The embattled aviation giant put the so-called Friday News Dump trick to the test over the weekend, announcing a mammoth 17,000 layoffs, a year delay to the launch of its 777X passenger jet, and billions in charges related to ongoing labor strikes just after New York markets closed.
History Not Worth Making
Boeing’s woes are too many to list at this point: technical failures, production delays, three CEOs in less than five years. When Boeing pleaded guilty in July to fraud charges related to deadly 737 Max crashes in 2018 and 2019, The Economist dubbed it the “corporate equivalent of a criminal.”
The latest bad news comes down to deteriorating financials: Boeing said it expects its Commercial Airlines division to book pre-tax charges of $3 billion in the third quarter, and its Defense business to write down another $2 billion.
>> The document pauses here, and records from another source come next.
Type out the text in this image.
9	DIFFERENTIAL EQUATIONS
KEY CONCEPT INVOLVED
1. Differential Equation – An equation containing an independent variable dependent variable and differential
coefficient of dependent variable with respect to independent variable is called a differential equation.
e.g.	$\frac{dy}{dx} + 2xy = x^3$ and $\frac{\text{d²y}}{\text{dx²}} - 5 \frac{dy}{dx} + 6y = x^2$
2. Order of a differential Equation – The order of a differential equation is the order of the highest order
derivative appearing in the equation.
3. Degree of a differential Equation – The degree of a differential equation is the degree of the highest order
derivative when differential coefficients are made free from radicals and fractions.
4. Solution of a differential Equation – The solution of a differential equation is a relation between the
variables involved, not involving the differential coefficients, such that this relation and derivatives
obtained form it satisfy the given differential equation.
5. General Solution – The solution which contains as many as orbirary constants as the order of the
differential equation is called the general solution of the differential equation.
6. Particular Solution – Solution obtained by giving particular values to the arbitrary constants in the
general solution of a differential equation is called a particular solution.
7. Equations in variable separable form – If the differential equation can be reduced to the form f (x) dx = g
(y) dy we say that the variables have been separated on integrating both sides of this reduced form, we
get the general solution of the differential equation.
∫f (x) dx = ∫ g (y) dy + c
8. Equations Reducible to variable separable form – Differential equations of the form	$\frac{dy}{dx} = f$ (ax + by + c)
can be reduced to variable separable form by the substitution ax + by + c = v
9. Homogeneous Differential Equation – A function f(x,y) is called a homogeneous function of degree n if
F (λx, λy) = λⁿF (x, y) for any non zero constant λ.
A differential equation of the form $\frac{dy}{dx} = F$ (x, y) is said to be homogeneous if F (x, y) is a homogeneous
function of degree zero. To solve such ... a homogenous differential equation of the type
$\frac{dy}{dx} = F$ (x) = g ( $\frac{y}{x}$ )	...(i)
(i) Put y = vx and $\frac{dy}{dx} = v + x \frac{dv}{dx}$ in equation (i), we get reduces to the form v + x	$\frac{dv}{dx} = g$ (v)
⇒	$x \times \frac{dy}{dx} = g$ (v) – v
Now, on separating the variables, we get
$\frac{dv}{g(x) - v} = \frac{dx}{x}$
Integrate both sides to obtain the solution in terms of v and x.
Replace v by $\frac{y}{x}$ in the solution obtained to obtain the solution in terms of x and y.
The company put part of the blame on the 33,000 union machinists who have been on strike for around a month demanding better compensation. “Our business is in a difficult position, and it is hard to overstate the challenges we face together,” CEO Kelly Ortberg said in a letter to employees announcing the layoffs, amounting to 10% of its workforce. Things could get uglier still:
- S&P Global ratings, which estimates Boeing is losing $1 billion per month on the strike, put the company on CreditWatch Negative last week, which is how ratings agencies let you know they’re thinking about downgrading your debt to junk. If two of the three major ratings agencies did that, the lion’s share of Boeing’s $58 billion in debt (as of the second quarter) would be removed from investment-grade indices, meaning they’d be stuck paying higher yields to investors.
- JPMorgan said in a note that Boeing could “become the largest fallen angel on record,” referring to a term for one-time investment-grade issuers that end up with a junk rating, noting a junk downgrade of Boeing’s $52 billion of index-eligible debt would narrowly top the downgrade of Ford’s $51.7 billion in 2020.
No Love Lost: And what of the contract negotiations with the striking machinists that Boeing says are a major contributing factor to its latest slide? They’re not going well. Boeing walked away from the third round of talks on Tuesday: Both sides have accused each other of violating the law by bargaining in bad faith. The company went so far as to make its charge official with a complaint to the National Labor Relations Board on Thursday.